Dr Harney’s research interests include the genetics of inflammatory arthritis and occult cardiovascular disease in rheumatoid arthritis and she has over 90 publications. She is a board member of the therapeutic use exemption (TUE) committee of the Irish Sports Council.

The Cork-based rheumatologist has been active in highlighting the shortage of consultants in her own and other specialties, recently writing an article for the Echo newspaper which stated that Ireland has the lowest number of medical specialists in the EU per 1,000 population, with half or less than the EU average in many specialties.

About the ISR

The Irish Society for Rheumatology (ISR) is an organisation of approximately 150 members with specialist training in rheumatology. Members include consultants, trainees, scientists and researchers. The society has members based in the Republic of Ireland, Northern Ireland, the rest of the UK and some further afield.

The society’s main functions include organising and hosting regular platforms and conferences allowing members to present clinical and scientific material. It holds two key meetings in spring and autumn of each year.

The ISR also promotes ongoing education and training in rheumatology at all levels and in particular in the postgraduate areas of professional training and higher medical training.

International links are maintained and developed to assist with the flow of information in the field. Currently, the society enjoys links with the American College for Rheumatology (ACR), British Society for Rheumatology (BSR) and the European League Against Rheumatism (EULAR).

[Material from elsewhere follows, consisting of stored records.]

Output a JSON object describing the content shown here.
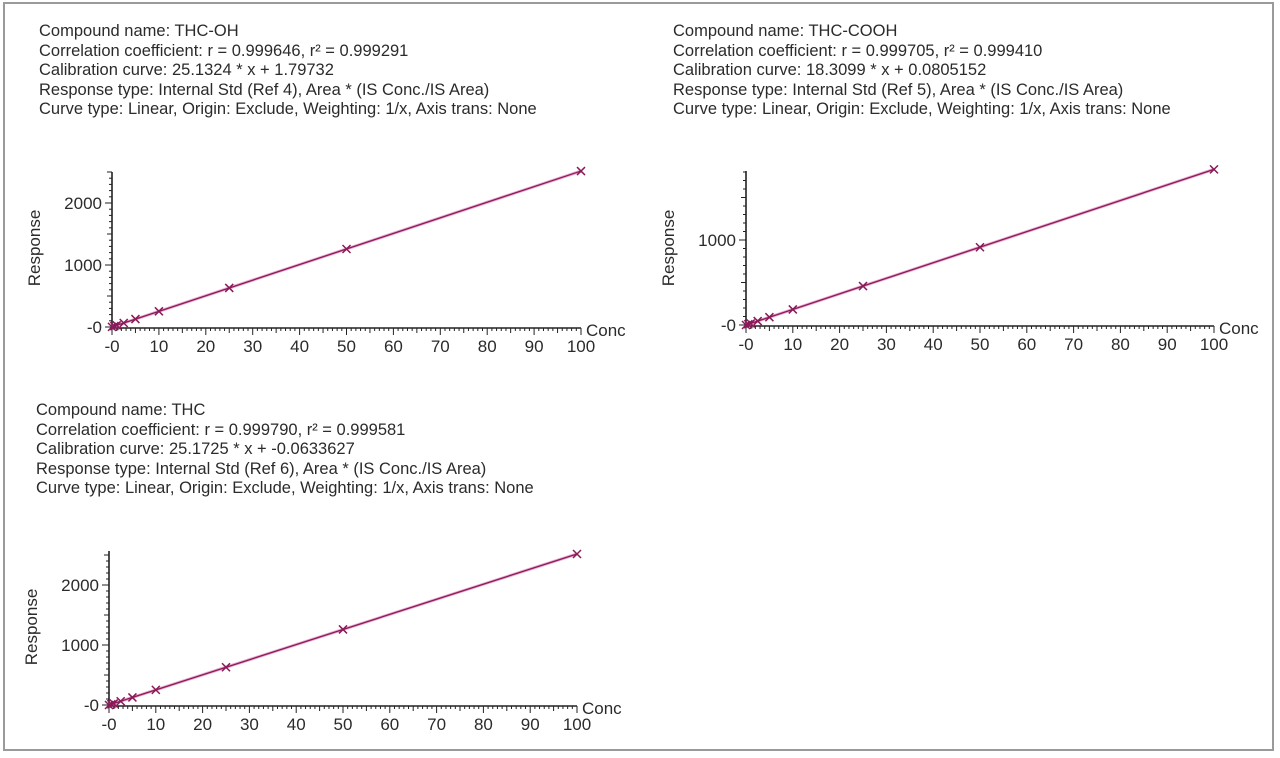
{
  "panels": [
    {
      "compound_label": "Compound name: THC-OH",
      "correlation_label": "Correlation coefficient: r = 0.999646, r² = 0.999291",
      "calibration_label": "Calibration curve: 25.1324 * x + 1.79732",
      "response_type_label": "Response type: Internal Std (Ref 4), Area * (IS Conc./IS Area)",
      "curve_type_label": "Curve type: Linear, Origin: Exclude, Weighting: 1/x, Axis trans: None",
      "y_axis_label": "Response",
      "x_axis_label": "Conc"
    },
    {
      "compound_label": "Compound name: THC-COOH",
      "correlation_label": "Correlation coefficient: r = 0.999705, r² = 0.999410",
      "calibration_label": "Calibration curve: 18.3099 * x + 0.0805152",
      "response_type_label": "Response type: Internal Std (Ref 5), Area * (IS Conc./IS Area)",
      "curve_type_label": "Curve type: Linear, Origin: Exclude, Weighting: 1/x, Axis trans: None",
      "y_axis_label": "Response",
      "x_axis_label": "Conc"
    },
    {
      "compound_label": "Compound name: THC",
      "correlation_label": "Correlation coefficient: r = 0.999790, r² = 0.999581",
      "calibration_label": "Calibration curve: 25.1725 * x + -0.0633627",
      "response_type_label": "Response type: Internal Std (Ref 6), Area * (IS Conc./IS Area)",
      "curve_type_label": "Curve type: Linear, Origin: Exclude, Weighting: 1/x, Axis trans: None",
      "y_axis_label": "Response",
      "x_axis_label": "Conc"
    }
  ],
  "colors": {
    "series": "#8a1a58",
    "series_halo": "#e9a9cf",
    "axis": "#222222",
    "border": "#9a9a9a"
  },
  "chart_data": [
    {
      "type": "scatter",
      "title": "Compound name: THC-OH",
      "xlabel": "Conc",
      "ylabel": "Response",
      "xlim": [
        0,
        100
      ],
      "ylim": [
        0,
        2400
      ],
      "x_ticks": [
        "-0",
        "10",
        "20",
        "30",
        "40",
        "50",
        "60",
        "70",
        "80",
        "90",
        "100"
      ],
      "y_ticks": [
        "-0",
        "1000",
        "2000"
      ],
      "fit": {
        "slope": 25.1324,
        "intercept": 1.79732,
        "r": 0.999646,
        "r2": 0.999291
      },
      "x": [
        0,
        0.5,
        1,
        2.5,
        5,
        10,
        25,
        50,
        100
      ],
      "values": [
        2,
        14,
        27,
        64,
        128,
        253,
        630,
        1258,
        2515
      ],
      "grid": false
    },
    {
      "type": "scatter",
      "title": "Compound name: THC-COOH",
      "xlabel": "Conc",
      "ylabel": "Response",
      "xlim": [
        0,
        100
      ],
      "ylim": [
        0,
        1800
      ],
      "x_ticks": [
        "-0",
        "10",
        "20",
        "30",
        "40",
        "50",
        "60",
        "70",
        "80",
        "90",
        "100"
      ],
      "y_ticks": [
        "-0",
        "1000"
      ],
      "fit": {
        "slope": 18.3099,
        "intercept": 0.0805152,
        "r": 0.999705,
        "r2": 0.99941
      },
      "x": [
        0,
        0.5,
        1,
        2.5,
        5,
        10,
        25,
        50,
        100
      ],
      "values": [
        0,
        9,
        18,
        46,
        92,
        183,
        458,
        915,
        1831
      ],
      "grid": false
    },
    {
      "type": "scatter",
      "title": "Compound name: THC",
      "xlabel": "Conc",
      "ylabel": "Response",
      "xlim": [
        0,
        100
      ],
      "ylim": [
        0,
        2550
      ],
      "x_ticks": [
        "-0",
        "10",
        "20",
        "30",
        "40",
        "50",
        "60",
        "70",
        "80",
        "90",
        "100"
      ],
      "y_ticks": [
        "-0",
        "1000",
        "2000"
      ],
      "fit": {
        "slope": 25.1725,
        "intercept": -0.0633627,
        "r": 0.99979,
        "r2": 0.999581
      },
      "x": [
        0,
        0.5,
        1,
        2.5,
        5,
        10,
        25,
        50,
        100
      ],
      "values": [
        0,
        13,
        25,
        63,
        126,
        252,
        629,
        1259,
        2517
      ],
      "grid": false
    }
  ]
}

The society welcomes new members working in the area for rheumatology or associated research fields, including consultants, SpRs, medical scientists and researchers.

New members should be established active practitioners, trainees or investigators in the field of rheumatology. Membership is granted to suitable applicants who make an appropriate application, which is then presented to the board for acceptance.